Hal itu diungkapkan oleh kuasa hukum Dhani, Hendarsam Marantoko mengatakan, dalam persidangan JPU menyebut dalam dakwaan sebelumnya bahwa saksi Suryopratomo Bimo mengunggah tiga tweet yang tulisannya dikirimkan Dhani melalui pesan WhatsApp.
Bimo merupakan salah satu admin Twitter yang dipekerjakan Dhani dan digaji Rp 2 juta per bulan.

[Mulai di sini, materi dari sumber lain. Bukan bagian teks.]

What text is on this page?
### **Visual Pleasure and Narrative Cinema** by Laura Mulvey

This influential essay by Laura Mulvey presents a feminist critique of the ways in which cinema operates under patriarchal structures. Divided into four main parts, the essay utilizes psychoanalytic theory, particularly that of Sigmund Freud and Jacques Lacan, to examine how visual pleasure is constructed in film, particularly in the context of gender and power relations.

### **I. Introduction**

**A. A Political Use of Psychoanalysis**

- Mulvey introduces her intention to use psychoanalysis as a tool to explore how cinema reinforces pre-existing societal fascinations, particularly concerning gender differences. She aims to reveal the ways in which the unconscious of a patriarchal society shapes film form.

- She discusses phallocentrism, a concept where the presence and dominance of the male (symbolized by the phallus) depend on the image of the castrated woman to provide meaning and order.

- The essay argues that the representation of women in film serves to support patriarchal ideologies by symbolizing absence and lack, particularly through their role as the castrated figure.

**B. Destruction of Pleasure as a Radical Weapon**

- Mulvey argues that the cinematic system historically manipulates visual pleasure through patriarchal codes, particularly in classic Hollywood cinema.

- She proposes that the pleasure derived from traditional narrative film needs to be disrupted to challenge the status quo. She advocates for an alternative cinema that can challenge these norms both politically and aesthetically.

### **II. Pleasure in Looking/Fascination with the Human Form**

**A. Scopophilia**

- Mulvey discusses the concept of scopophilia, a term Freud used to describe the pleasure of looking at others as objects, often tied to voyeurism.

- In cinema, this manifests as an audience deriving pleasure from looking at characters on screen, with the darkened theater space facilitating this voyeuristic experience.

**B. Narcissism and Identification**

Menurut Hendarsam, Dhani hanya mengunggah tweet satu saja pada 6 Maret 2018 dengan tweet berbunyi, "Siapa saja yang dukung Penista Agama adalah Bajingan yg perlu di ludahi mukanya_ADP".
Sedangkan dua tweet lainnya, kata Hendarsam, bukan Dhani ataupun Bimo.
Kedua tweet itu diunggah pada 7 Februari 2017 bertuliskan, "Yg menistakan Agama si Ahok....Yang diadili KH Ma'ruf Amin....ADP" dan unggahan pada 7 Maret 2017 bertuliskan "Sila pertama KETUHANAN YME, PENISTA Agama jadi Gubernur...kalian WARS??--ADP"
"Bukan terdakwa yang menuliskan dan bukan juga saksi Suryopratomo Bimo, namun saksi lain yaitu ada tim medsos lainnya, yaitu saksi Rahmad Wardoyo dan saksi Memet Indrawan," ujar Hendarsam.
Selain itu, Hendarsam menyayangkan bahwa JPU hanya menyebut Bimo saja sebagai seorang admin Twitter Dhani dalam surat dakwaannya.
Padahal, kata Hendarsam, masih ada admin lain di dalam proses penyidikan kepolisan, namun tidak diungkapkan dalam surat dakwaan.
"Uraian surat dakwaan JPU tidaklah berdasarkan fakta yang sebenarnya dan tidak Sejalan dengan hasil pemeriksaan pada tingkat penyidikan."
"Hal demikian jelaskah akan menyulitkan posisi terdakwa dalam pembelaan," kata Hendarsam.
Komentar Fadli Zon
Wakil Ketua Umum Partai Gerindra Fadli Zon mengatakan bahwa kasus persidangan ujaran kebencian yang menjerat Ahmad Dhani merupakan pertaruhan bagi demokrasi Indonesia.
"Menurut saya ini kasus yang menarik. Pertaruhan bagi demokrasi kita," kata Fadli yang menghadiri sidang Dhani di Pengadilan Negeri (PN) Jakarta Selatan, Ampera Raya, Senin (23/4/2018).